1-2

「水を汲んで来るから、馬車の側を離れちゃだめだよ」


 驢馬を馬車から外し、馬具を取って近くの木の幹に繋いだ少年が、桶を掴んで木立の間に消える。その少年の、無造作に一つに結んだ不自然に黒い髪と、ゆらゆらと揺れる華奢な背を、ラッセは半ば呆然とした瞳で見送った。


「おまえ、バカだなぁ。ネイを襲うなんて」


 不意に、ラッセの視界に、鈍い光が入る。


「ああ見えて、ネイは強いんだぞ」


 顔を上げると、利かん気の強い瞳を持つ子供が、ラッセの肩に重そうな短刀を突きつけているのが、見えた。


「止めなさい、ギード」


 桶を携えて戻ってきた少年の声に、ギードと呼ばれた子供が渋々と、ラッセに突きつけていた短刀を降ろす。ほっと息を吐くラッセをきつく睨んでから、ギードは、馬車の横に水の入った桶を置いた少年に駆け寄った。


「今日こそ、剣術、教えろ、ネイ」


「夕食が先」


 生意気な口振りのギードのぼさぼさの頭を撫でてから、少年は再び、馬車の御者席の裏から下ろした弓と矢筒を肩に木立の中へと消えていく。子供達、あの少年に懐いているな。地面に落ちていた木の枝を振り回すギードという名の子供と、馬車の近くで、桶の水を木のコップで汲み、布で漉して小さな鍋に注ぐ作業を繰り返しているお坊ちゃま風の子供と少し幼い感じがする子供を見るともなしに見つめながら、ラッセはそっと首を傾げた。いや、ぶるぶると、首を横に振る。子供をさらうならず者の中には、女性や、一目では極悪人だと分からない者も多いと聞く。あの少年も、一皮剥けば。背筋の震えに、ラッセはもう一度、首を強く横に振った。
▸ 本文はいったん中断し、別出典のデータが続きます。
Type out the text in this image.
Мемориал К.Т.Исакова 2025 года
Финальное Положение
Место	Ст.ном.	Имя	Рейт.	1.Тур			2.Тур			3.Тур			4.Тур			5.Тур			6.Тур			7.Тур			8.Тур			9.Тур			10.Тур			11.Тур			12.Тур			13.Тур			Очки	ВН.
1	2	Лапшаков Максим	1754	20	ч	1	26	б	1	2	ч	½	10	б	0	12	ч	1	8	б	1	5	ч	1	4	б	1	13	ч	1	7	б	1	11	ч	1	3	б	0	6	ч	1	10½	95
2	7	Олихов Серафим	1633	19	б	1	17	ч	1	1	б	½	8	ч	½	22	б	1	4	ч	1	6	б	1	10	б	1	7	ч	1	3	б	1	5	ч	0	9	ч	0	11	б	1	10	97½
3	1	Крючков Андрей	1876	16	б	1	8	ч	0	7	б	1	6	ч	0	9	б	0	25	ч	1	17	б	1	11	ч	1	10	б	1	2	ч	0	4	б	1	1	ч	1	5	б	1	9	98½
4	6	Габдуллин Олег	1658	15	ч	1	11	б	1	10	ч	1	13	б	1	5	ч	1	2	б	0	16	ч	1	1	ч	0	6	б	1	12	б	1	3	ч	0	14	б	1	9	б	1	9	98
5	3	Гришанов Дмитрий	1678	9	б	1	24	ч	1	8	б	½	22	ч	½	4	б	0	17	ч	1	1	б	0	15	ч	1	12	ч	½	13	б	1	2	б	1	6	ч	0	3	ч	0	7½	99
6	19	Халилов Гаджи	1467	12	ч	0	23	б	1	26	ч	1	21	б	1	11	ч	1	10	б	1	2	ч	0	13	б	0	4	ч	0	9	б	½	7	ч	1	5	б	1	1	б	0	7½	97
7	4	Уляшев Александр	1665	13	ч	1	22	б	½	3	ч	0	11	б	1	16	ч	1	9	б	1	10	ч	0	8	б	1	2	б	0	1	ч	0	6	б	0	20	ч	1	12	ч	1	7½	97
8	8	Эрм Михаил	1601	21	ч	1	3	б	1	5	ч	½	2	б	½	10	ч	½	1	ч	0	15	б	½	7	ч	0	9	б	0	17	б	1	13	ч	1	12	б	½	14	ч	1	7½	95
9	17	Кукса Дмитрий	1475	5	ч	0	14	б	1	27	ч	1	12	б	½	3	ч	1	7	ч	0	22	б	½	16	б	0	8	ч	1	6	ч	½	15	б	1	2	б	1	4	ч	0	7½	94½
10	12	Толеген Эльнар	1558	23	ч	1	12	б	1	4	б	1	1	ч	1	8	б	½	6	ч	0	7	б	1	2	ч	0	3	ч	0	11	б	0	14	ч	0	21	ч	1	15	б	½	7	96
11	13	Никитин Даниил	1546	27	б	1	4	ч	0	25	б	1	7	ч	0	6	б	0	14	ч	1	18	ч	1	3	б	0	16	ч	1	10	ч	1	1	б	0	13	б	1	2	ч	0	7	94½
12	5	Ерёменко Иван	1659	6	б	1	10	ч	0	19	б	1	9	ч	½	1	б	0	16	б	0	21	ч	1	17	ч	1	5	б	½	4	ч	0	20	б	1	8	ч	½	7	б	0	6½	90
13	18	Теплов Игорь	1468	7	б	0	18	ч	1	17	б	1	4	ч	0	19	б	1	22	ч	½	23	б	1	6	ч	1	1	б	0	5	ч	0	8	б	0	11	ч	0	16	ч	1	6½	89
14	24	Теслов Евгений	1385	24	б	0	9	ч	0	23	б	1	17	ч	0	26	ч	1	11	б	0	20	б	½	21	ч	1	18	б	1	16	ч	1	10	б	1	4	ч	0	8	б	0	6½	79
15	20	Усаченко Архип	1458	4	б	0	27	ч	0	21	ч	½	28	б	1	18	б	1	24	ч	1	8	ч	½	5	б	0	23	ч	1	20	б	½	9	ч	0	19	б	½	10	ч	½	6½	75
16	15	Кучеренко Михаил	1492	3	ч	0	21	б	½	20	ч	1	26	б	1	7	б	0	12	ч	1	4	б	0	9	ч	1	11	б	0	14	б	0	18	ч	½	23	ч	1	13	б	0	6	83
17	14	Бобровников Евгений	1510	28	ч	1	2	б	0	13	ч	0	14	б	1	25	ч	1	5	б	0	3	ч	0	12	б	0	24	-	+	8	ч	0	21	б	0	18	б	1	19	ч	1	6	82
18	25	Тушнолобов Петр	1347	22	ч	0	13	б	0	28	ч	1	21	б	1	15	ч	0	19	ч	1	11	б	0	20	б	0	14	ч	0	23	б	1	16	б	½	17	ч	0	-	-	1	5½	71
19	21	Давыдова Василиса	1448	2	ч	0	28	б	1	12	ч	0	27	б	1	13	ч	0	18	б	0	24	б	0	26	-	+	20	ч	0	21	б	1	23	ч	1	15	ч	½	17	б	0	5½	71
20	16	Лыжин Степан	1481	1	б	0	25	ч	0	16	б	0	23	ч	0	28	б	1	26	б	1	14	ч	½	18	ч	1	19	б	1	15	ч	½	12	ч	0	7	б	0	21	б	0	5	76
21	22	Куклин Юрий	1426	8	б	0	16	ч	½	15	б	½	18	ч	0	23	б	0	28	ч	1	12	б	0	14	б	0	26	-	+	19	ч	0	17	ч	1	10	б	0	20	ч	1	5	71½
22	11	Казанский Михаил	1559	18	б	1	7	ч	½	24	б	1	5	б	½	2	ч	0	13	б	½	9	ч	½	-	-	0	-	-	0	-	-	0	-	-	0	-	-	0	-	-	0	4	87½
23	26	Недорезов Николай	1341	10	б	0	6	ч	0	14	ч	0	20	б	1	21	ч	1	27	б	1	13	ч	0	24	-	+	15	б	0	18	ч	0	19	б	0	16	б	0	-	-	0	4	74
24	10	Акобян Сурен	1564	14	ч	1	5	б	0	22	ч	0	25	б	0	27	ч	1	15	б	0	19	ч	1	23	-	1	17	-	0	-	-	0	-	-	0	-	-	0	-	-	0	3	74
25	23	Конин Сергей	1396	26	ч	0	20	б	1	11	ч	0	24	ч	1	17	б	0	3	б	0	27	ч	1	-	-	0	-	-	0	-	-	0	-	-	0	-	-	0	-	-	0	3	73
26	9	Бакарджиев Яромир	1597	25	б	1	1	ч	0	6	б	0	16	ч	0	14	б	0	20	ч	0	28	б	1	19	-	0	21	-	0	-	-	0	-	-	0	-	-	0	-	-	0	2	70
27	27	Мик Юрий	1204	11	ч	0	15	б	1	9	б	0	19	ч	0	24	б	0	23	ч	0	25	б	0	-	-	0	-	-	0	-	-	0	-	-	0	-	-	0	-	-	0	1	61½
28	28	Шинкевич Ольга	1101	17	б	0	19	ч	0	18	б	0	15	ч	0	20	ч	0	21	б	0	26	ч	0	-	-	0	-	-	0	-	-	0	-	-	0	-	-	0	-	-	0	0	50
 ラッセがそんなことを考えている間に、兎と薪を両脇に抱えた少年が戻ってくる。子供二人が用意した鍋に少年が手早く捌いた兎肉を入れると、焚き火の向こうから腹をくすぐる匂いが漂ってきた。


「夕食できたよ、ギード。ザインとイーアも」


 長い柄の匙で火に掛けた鍋をぐるぐるとかき回していた少年が、まだ枝を振り回していたギードという名の子供と、子供用の弓で矢を射る練習をしていた仲の良い二人の子供を火の側に手招きする。


「今日はもう暗くなったから、食事が終わったらもう寝なさい」


 そして。子供三人が差し出す大きめのコップに鍋の中のスープを注いだ少年は、空に走る灰色の雲を見上げてそう、言った。


「えー!」


 その声に反発したのは、ギードという名の少年。


「剣術教えてくれるって」


「雨が降るかもしれないから、早めに寝た方が良い」


「むぅ」


 それでも、ギードも少年には逆らわず、スープをおかわりしてから他の二人の子供と共に口を濯ぎ、幌馬車の中に入る。寝場所を確保する子供達の声が聞こえなくなってから、少年はおもむろにラッセの横に立った。


 ラッセを見下ろす少年の、深淵よりも暗い瞳に、再び全身が小刻みに震え始める。しかし、ラッセの最悪予測とは正反対に、少年はラッセの縄を解いてくれただけだった。そして。


「お腹空いたろ」


 少年の小さな手が、木をくり抜いて作った大きめのコップをラッセに差し出す。中身は、子供達が飲んでいたのと同じ、兎と野草のスープだ。その匂いに唾を飲み込んでから、ラッセは受け取ったスープを一瞬で飲み干した。


「ちゃんと飲めるね」


 そう言って微笑んだ少年が、ラッセの手の中のコップを取り上げ、スープのお代わりを注ぐ。結局、鍋に残っていた全て、都合コップ四杯分、ラッセはスープを飲み干した。